Austen finished the final drafts of Sense and Sensibility and Pride and Prejudice in 1811. They were published shortly after and she immediately set to work on Mansfield Park. In 1814, Mansfield Park was published and Emma was started. By this time, Austen was gaining some recognition for her writing, despite the fact that neither Sense and Sensibility or Pride and Prejudice were published under her name.
Austen began showing symptoms of illness while she worked on Persuasion, her last completed novel. It was published with Northanger Abby after her death. Unknown at the time, Austen most likely suffered from Addison’s disease, whose symptoms include fever, back pain, nausea and irregular skin pigmentation. On her deathbed, when asked by her sister Cassandra if there was anything she required, she requested only “death itself.” She died at the age of 41 on July 18, 1817 with her sister at her side.
Jane Austen’s Enduring Popularity
When asked why Jane Austen’s works are so popular, Richard Jenkyns, author of A Fine Brush on Ivory: An Appreciation of Jane Austen and descendant of Austen’s older brother, said: “I don’t think it’s nostalgia for the past and all those empire-line dresses and britches tight on the thigh, all that sort of thing. I guess that she is popular because she is modern… I think her popularity is in her representing a world, in its most important aspects, that we know.”
Although living in a world that seems remote in time and place, Jane Austen’s characters have experiences and emotions that are familiar to us. They misjudge people based on appearances, they’re embarrassed by their parents, they flirt and they fall in love. Her characters face social restrictions that can be translated into any environment, from a California high school in Clueless to an interracial romance in Bride and Prejudice.
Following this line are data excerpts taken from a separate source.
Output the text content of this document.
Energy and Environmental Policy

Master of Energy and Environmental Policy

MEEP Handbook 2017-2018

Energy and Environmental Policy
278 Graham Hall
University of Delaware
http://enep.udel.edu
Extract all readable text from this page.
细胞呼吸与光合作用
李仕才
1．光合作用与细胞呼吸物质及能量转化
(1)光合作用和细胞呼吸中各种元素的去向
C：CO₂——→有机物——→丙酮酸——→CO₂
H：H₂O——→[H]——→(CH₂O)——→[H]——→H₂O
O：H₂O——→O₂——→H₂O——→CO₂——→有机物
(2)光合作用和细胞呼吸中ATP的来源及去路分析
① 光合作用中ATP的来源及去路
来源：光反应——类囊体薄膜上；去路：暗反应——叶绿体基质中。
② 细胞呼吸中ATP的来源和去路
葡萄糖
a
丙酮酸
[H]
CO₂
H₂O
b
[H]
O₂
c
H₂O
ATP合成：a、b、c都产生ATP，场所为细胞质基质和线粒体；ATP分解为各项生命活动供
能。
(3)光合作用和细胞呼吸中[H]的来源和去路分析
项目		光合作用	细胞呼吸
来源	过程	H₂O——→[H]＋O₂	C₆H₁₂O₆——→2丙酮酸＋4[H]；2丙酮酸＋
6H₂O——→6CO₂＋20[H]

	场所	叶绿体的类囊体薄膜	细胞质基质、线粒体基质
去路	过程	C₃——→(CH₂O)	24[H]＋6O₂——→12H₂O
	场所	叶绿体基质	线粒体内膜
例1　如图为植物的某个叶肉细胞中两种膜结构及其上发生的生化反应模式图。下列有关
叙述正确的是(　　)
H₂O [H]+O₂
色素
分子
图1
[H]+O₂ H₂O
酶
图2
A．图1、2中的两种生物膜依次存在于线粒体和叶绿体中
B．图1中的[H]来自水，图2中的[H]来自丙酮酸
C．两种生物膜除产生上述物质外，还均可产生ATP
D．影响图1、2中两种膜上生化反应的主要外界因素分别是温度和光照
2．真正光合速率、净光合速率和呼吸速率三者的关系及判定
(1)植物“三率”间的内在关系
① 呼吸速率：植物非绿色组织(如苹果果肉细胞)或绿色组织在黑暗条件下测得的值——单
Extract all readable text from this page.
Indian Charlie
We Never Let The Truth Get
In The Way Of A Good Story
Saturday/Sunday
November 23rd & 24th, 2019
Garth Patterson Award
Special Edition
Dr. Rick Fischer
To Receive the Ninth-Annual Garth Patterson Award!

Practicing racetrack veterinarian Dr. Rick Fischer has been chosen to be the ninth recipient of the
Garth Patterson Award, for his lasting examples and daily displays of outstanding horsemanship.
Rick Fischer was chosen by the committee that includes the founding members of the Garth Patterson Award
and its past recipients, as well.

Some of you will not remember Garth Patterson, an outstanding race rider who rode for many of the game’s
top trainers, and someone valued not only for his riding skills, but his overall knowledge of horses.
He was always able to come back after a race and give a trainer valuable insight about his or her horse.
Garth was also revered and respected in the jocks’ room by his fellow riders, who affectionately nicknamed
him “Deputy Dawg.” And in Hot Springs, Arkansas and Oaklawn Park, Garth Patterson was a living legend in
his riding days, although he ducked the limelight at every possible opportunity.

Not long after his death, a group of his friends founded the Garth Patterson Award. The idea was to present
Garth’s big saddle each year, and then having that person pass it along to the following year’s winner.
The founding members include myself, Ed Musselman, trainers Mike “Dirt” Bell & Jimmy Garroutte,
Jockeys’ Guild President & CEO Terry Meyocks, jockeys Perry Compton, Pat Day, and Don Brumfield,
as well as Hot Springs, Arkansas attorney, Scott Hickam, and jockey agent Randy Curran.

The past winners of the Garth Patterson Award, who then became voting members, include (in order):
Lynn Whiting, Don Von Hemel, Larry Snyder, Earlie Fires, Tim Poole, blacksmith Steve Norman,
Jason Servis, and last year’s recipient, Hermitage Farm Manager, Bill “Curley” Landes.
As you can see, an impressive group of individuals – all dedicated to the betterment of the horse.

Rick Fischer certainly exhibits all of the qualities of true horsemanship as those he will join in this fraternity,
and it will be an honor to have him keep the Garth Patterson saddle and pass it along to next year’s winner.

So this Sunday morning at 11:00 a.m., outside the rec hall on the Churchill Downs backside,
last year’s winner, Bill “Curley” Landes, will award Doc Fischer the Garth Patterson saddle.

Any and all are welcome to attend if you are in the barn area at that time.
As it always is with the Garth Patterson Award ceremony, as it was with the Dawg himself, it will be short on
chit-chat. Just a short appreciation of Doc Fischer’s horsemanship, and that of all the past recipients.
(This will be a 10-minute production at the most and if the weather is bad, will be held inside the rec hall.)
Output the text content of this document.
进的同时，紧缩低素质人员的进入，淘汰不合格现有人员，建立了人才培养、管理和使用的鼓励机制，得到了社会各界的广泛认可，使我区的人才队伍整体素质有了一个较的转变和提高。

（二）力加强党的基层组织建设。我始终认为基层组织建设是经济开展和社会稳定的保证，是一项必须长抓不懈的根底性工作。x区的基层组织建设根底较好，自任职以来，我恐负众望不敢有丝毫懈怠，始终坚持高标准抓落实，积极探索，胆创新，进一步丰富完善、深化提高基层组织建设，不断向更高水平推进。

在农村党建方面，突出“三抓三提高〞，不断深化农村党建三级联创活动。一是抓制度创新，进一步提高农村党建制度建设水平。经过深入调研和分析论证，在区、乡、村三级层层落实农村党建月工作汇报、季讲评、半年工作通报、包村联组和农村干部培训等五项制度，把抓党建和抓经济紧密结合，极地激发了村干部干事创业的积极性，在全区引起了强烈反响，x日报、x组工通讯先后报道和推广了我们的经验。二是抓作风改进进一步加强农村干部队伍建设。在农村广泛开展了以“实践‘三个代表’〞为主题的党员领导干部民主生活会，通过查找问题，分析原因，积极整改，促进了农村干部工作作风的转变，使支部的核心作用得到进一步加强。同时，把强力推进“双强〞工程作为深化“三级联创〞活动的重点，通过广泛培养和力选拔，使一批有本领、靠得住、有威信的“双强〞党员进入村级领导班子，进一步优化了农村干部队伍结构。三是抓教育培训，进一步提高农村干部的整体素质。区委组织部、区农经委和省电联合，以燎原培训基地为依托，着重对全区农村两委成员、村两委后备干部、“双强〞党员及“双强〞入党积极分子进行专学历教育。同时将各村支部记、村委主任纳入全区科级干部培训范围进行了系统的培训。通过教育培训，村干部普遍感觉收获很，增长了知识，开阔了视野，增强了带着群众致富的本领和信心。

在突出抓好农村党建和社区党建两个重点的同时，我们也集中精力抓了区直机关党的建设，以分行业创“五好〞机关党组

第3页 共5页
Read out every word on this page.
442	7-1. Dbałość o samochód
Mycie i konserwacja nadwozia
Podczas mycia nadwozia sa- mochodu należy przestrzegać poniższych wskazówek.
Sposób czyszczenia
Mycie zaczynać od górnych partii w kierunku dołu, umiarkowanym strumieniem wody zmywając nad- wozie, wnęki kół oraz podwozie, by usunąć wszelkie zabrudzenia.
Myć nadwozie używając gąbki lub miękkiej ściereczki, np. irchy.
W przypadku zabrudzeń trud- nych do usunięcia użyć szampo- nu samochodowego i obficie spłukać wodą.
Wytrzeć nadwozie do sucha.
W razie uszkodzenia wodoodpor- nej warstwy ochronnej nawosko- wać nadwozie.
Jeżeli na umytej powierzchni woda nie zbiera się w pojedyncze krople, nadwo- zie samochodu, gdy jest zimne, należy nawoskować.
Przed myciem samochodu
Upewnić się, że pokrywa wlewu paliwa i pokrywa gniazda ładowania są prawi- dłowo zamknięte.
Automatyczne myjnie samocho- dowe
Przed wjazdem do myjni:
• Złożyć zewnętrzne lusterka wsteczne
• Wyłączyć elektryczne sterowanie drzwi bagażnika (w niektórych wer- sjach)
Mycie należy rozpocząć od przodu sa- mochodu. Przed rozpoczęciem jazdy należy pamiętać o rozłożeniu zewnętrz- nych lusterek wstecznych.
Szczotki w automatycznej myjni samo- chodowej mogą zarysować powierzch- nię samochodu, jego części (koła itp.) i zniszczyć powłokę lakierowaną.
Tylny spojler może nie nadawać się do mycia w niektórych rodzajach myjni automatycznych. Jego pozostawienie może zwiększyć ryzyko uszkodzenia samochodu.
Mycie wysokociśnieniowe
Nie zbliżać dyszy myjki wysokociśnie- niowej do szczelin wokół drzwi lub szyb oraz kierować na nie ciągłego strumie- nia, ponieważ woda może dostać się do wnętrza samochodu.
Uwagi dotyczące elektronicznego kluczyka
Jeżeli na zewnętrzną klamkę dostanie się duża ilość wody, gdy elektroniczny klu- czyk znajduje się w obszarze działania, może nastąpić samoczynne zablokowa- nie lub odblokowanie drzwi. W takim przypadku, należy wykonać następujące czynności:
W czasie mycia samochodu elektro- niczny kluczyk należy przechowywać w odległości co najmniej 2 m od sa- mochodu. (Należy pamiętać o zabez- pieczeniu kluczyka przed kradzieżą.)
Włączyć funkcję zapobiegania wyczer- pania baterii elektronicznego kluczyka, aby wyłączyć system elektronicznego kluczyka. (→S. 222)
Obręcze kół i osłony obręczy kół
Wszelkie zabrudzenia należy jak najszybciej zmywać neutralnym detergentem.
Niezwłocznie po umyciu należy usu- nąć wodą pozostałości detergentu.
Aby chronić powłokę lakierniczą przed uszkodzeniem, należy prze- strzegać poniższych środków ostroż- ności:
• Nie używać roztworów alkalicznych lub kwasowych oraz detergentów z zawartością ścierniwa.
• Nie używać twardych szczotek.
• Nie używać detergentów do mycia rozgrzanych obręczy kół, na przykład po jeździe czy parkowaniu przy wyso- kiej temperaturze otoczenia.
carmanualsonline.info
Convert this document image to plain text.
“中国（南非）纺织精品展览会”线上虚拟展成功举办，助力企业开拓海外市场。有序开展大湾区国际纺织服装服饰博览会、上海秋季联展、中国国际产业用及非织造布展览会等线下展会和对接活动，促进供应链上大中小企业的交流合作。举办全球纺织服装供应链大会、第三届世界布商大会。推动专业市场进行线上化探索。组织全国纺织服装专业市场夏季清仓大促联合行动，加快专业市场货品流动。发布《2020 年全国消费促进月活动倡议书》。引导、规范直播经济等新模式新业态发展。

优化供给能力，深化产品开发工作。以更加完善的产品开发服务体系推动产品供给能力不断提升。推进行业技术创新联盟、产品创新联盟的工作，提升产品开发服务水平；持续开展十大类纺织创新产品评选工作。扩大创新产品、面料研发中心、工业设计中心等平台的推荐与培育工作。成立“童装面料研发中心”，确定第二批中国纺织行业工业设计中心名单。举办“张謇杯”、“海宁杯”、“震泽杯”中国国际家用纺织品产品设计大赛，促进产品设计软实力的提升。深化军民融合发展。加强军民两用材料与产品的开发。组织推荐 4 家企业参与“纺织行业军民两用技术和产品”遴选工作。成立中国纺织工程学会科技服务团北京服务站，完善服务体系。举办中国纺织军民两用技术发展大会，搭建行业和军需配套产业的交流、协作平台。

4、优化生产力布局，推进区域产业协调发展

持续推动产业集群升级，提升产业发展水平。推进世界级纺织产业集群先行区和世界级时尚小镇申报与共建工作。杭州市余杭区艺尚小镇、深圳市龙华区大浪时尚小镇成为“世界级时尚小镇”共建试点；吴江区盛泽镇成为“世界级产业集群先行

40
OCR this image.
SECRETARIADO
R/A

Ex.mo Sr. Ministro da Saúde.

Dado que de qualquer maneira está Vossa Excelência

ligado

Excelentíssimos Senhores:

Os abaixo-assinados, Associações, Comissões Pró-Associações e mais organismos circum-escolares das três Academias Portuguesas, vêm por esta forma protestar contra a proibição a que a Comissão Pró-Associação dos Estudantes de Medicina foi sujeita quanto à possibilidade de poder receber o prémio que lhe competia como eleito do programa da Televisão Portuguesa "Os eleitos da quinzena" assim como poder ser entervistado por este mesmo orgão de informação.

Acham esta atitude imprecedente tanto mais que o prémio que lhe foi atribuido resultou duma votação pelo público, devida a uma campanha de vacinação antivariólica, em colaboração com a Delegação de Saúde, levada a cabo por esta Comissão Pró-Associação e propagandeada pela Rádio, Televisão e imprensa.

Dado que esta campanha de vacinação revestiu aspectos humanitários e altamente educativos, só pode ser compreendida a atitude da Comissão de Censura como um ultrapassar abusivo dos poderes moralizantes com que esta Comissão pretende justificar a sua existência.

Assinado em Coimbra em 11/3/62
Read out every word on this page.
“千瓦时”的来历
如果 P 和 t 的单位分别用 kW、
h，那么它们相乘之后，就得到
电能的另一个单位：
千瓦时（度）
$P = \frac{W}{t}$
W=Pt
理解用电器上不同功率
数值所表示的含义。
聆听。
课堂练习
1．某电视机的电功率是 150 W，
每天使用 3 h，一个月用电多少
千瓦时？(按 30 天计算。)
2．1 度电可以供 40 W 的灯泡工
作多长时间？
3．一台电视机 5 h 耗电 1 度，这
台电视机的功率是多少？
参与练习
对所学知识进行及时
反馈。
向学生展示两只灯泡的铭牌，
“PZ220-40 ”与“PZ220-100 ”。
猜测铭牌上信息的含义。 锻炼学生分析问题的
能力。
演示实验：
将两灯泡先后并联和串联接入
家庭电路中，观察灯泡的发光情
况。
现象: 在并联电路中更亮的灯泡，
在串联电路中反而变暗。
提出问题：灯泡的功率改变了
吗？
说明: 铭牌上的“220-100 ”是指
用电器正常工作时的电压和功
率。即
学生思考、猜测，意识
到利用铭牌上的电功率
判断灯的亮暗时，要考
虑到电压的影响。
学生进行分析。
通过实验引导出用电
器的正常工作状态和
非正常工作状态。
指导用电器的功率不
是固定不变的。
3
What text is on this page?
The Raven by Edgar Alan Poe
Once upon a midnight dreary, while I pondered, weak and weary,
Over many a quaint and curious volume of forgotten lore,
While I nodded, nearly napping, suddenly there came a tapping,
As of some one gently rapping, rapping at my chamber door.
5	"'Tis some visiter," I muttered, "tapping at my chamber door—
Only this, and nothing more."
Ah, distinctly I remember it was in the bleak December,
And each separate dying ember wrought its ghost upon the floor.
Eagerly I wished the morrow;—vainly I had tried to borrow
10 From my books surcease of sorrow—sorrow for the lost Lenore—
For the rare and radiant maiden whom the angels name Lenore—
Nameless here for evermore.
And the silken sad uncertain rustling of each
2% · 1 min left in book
The critical and commercial success of the numerous recent film and television adaptations of Jane Austen’s novels, including nine of Pride and Prejudice, testifies to her timeless and universal appeal. Yet they fail to fully capture the genius of her writing. She was a great writer, a sharp wit and a wonderful satirist.
Takeoffs of Austen’s work, such as Helen Fielding’s Bridget Jones’s Diary and Clueless, have been huge successes. A number of sequels to Pride and Prejudice have been written such as Lady Catherine’s Necklace by Joan Aiken; Mr. Darcy’s Daughters by Elizabeth Aston; and Pemberley: or Pride and Prejudice Continued by Emma Tennant. Other novels such as Karen Joy Fowler’s The Jane Austen Book Club and Kate Fenton’s Vanity and Vexation: A Novel of Pride and Prejudice have contemporary settings using Austen’s characters or plots.
In The Eye of the Story, Eudora Welty wrote that Austen’s novels withstand time because “they pertain not to the outside world but to the interior, to what goes on perpetually in the mind and heart.” Perhaps, for these reasons, Austen’s work continues to fascinate, entertain and inspire us.